Yes, the Newsweek coverage
is mired in the same explosively gendered minefield of over-sexualized
Palinography that the rest of the male-dominated press are, as
MIllican points out. I mean, Jesus, if you're gonna make fun of the woman—which is totally kosher in my view, by the way — make fun of her goddamn book.
And as Berman argues, Newsweek seemingly outfoxed her, "beat her at her own game." Her Runner's World cover is Sarah Palin's Playboy
shoot, her sex tape. The implication always with those sex tapes is
that "she knew the cameras were on, right? The consequences are her
lookout, not that of a free press with the rights to the images."

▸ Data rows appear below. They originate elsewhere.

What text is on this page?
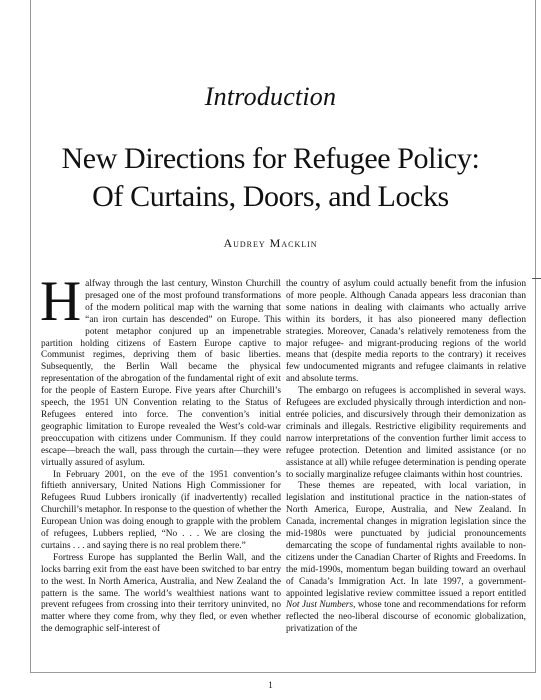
Introduction
New Directions for Refugee Policy:
Of Curtains, Doors, and Locks
Audrey Macklin

Halfway through the last century, Winston Churchill presaged one of the most profound transformations of the modern political map with the warning that “an iron curtain has descended” on Europe. This potent metaphor conjured up an impenetrable partition holding citizens of Eastern Europe captive to Communist regimes, depriving them of basic liberties. Subsequently, the Berlin Wall became the physical representation of the abrogation of the fundamental right of exit for the people of Eastern Europe. Five years after Churchill’s speech, the 1951 UN Convention relating to the Status of Refugees entered into force. The convention’s initial geographic limitation to Europe revealed the West’s cold-war preoccupation with citizens under Communism. If they could escape—breach the wall, pass through the curtain—they were virtually assured of asylum.

In February 2001, on the eve of the 1951 convention’s fiftieth anniversary, United Nations High Commissioner for Refugees Ruud Lubbers ironically (if inadvertently) recalled Churchill’s metaphor. In response to the question of whether the European Union was doing enough to grapple with the problem of refugees, Lubbers replied, “No . . . We are closing the curtains . . . and saying there is no real problem there.”

Fortress Europe has supplanted the Berlin Wall, and the locks barring exit from the east have been switched to bar entry to the west. In North America, Australia, and New Zealand the pattern is the same. The world’s wealthiest nations want to prevent refugees from crossing into their territory uninvited, no matter where they come from, why they fled, or even whether the demographic self-interest of

the country of asylum could actually benefit from the infusion of more people. Although Canada appears less draconian than some nations in dealing with claimants who actually arrive within its borders, it has also pioneered many deflection strategies. Moreover, Canada’s relatively remoteness from the major refugee- and migrant-producing regions of the world means that (despite media reports to the contrary) it receives few undocumented migrants and refugee claimants in relative and absolute terms.

The embargo on refugees is accomplished in several ways. Refugees are excluded physically through interdiction and non-entrée policies, and discursively through their demonization as criminals and illegals. Restrictive eligibility requirements and narrow interpretations of the convention further limit access to refugee protection. Detention and limited assistance (or no assistance at all) while refugee determination is pending operate to socially marginalize refugee claimants within host countries.

These themes are repeated, with local variation, in legislation and institutional practice in the nation-states of North America, Europe, Australia, and New Zealand. In Canada, incremental changes in migration legislation since the mid-1980s were punctuated by judicial pronouncements demarcating the scope of fundamental rights available to non-citizens under the Canadian Charter of Rights and Freedoms. In the mid-1990s, momentum began building toward an overhaul of Canada’s Immigration Act. In late 1997, a government-appointed legislative review committee issued a report entitled Not Just Numbers, whose tone and recommendations for reform reflected the neo-liberal discourse of economic globalization, privatization of the

1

This was no cooked up Photoshoppery, after all, like this image: ...which
must have been e-mailed to me about fifty times during election season
last year, several times by male journalists and male media folk of the
lefty persuasion.
Here's another photographic artifact of male
leftiness, one I turned up quite by accident while doing a Google image
search just now to find the Newsweek cover. It pretty much sums up the sexist-yet-leftist dilemma (maybe they should've used this at Newsweek to illustrate the Christopher Hitchens essay?):
And
yeah, it's annoying as hell. Palin reduced to an obscenity for vagina
sucks. This modeled T-shirt appeared as a for-sale item on an
indie-alternative website in Philadelphia. And actually, for all I
know, a woman could've designed it.
What's doubly annoying is that this bullshit helps Palin, whose policy stances are so frighteningly and ironically anti-woman. Newsweek hasn't beaten her at her own game, as Berman states: it's handed her the ball.
So
here we are, at the heart of the Palin conundrum. She's both
mediagenic, and media-hating. She's certainly media-manipulative: she
can legitimately object to over-sexualized images of her— including
those okayed by her— and this legitimate objection allows Palin, in the
eyes of her base, to discredit the editorial content. "It doesn't
matter what words they print about me," she's saying. "They showed my
panties!"
It's a win-win really, or lose-lose. Zero-sum? Palin
gets to look good as a(n admittedly corny) pin-up, while crying foul
about looking bad
as a political hopeful, which only spurs her popularity as a political
hopeful with those who hate Newsweek and the rest of the "liberal media" already! The people who love Palin as well as those who don't can each use the Runner's World/Newsweek
cover as ammo. On the left, they can lob this image against Palin for
her perhaps-crass use of her own good looks. On the right, they can
demonize the left's crass use of Palin's use of her good looks.
I
swear, there's a word problem in here somewhere. Some algebraic
shenanigans, or logical theory disproved, or reproved, or something.
Schroedinger's cat? That's a thing, right?
Unfortunately, the only thing Sarah Palin and Newsweek have in common is that they both benefit by showing a woman's legs, rather than her ideas.